Her mind started to wander. She had attended a lecture where a psychologist who had been in close contact with some of the worst criminals in the country had said that men killed for sex, money and power, and women as a result of jealousy and fear.

She stopped swiping left. There was something vaguely familiar about the thin face in the picture, even though it was dark and slightly out of focus. That had happened before, seeing as Tinder matched people who were geographically close to each other. And, according to Tinder, this man was less than a kilometre away, so for all she knew he could be in the same block. The fact that the picture was out of focus meant that he hadn’t studied the online advice about Tinder tactics, and that in itself was a plus. The message was a very basic ‘hi’. No attempt to stand out. It may not have been particularly imaginative, but it did at least display a certain confidence. Yes, she would definitely have been pleased if a man came up to her at a party and just said ‘hi’ with a calm, steady gaze that said ‘shall we take this any further?’ She swiped right. To I’m-curious-about-you.

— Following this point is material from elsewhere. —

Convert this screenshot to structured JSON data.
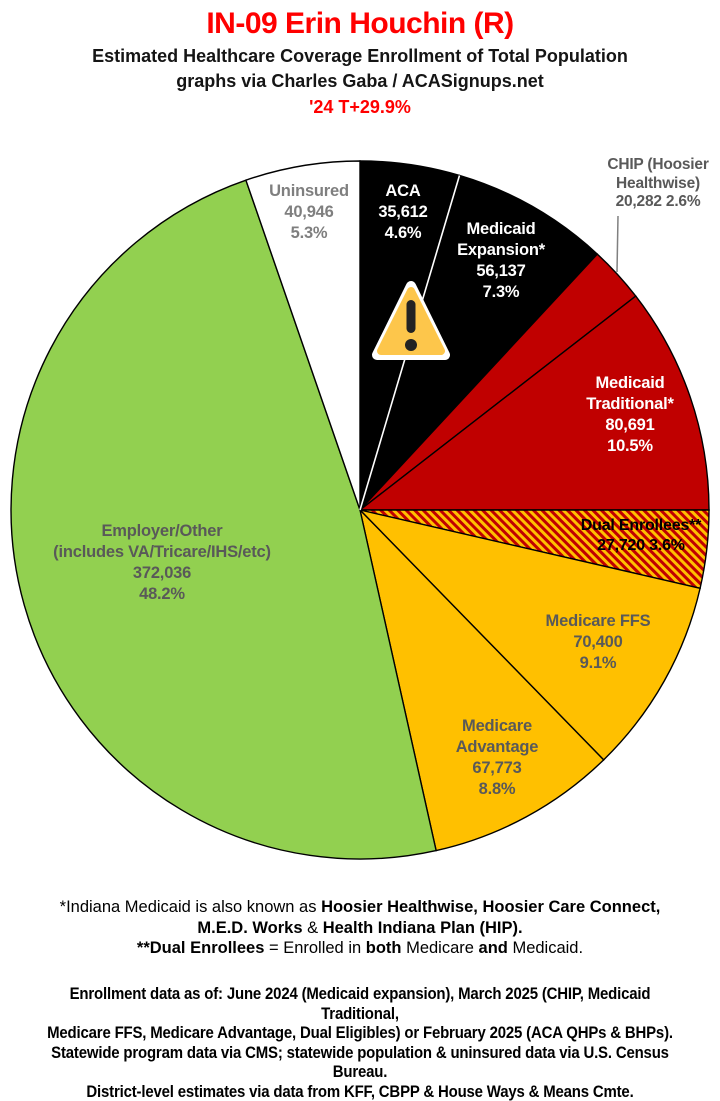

And heard the happy bleep from her iPhone that told her she had another match.

Geir was breathing hard through his nose.

He pulled his trousers up and slowly spun his chair round.

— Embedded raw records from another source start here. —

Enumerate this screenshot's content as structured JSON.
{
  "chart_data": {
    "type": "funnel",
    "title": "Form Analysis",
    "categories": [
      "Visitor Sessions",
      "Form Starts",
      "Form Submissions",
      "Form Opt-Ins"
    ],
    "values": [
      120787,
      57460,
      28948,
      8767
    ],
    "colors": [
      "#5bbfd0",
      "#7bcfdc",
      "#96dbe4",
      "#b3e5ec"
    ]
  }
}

The light from the computer screen was the only one in the room, and illuminated just the torso and hands of the person who was standing behind him. He couldn’t see a face, just the white hands holding something out towards him. A black leather strap. With a loop at one end.

The figure took a step closer and Geir pulled back automatically.

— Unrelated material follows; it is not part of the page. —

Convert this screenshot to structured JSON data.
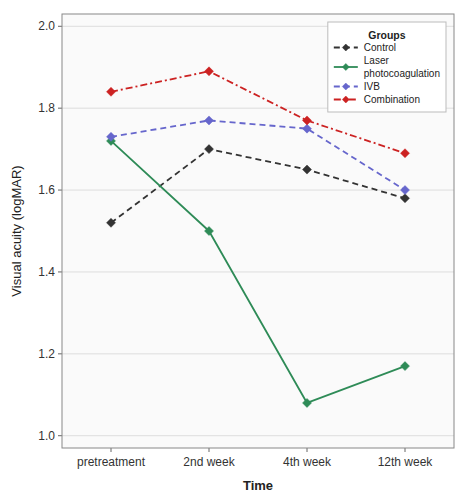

‘Do you know what the only thing I find more disgusting than you is?’ the voice whispered in the darkness as the hands pulled at the leather strap.

Geir swallowed.

‘The dog,’ the voice said. ‘That bloody dog, which you promised you’d do everything to look after. Which shits on the kitchen floor because no one can be bothered to take it outside.’

Geir coughed. ‘Kari, please …’

‘Take it out. And don’t touch me when you come to bed.’

Geir took the dog leash, and the door slammed behind her.

He was left sitting in the darkness, blinking.

Nine, he thought. Two men and one woman, one murder. The chances of the woman being the murder victim is one in nine, not one in eight.

Mehmet drove the old BMW out of the streets of the city centre, up towards Kjelsås, towards the villas, fjord views and fresher air. He turned into his silent, sleeping street. Discovered that there was a black Audi R8 parked in front of the garage by the house. Mehmet slowed down. Briefly considered accelerating and just driving on. He knew that would only be putting it off. On the other hand, that was exactly what he needed. A delay. But Banks would find him again, and perhaps now was the right time. It was dark and quiet, no witnesses. Mehmet pulled up by the pavement. Opened the glove compartment. Looked at what he had been keeping in there for the past few days, specifically in case this situation arose. Mehmet put it in his jacket pocket and took a deep breath. Then he got out of the car and started to walk towards the house.

The door of the Audi opened and Danial Banks got out. When Mehmet had met him at the Pearl of India restaurant, he knew that the Pakistani first name and English surname were probably just as fake as the signature on the dubious contract they had signed. But the cash in the case he had pushed across the table had been real enough.

The gravel in front of the garage crunched beneath Mehmet’s shoes.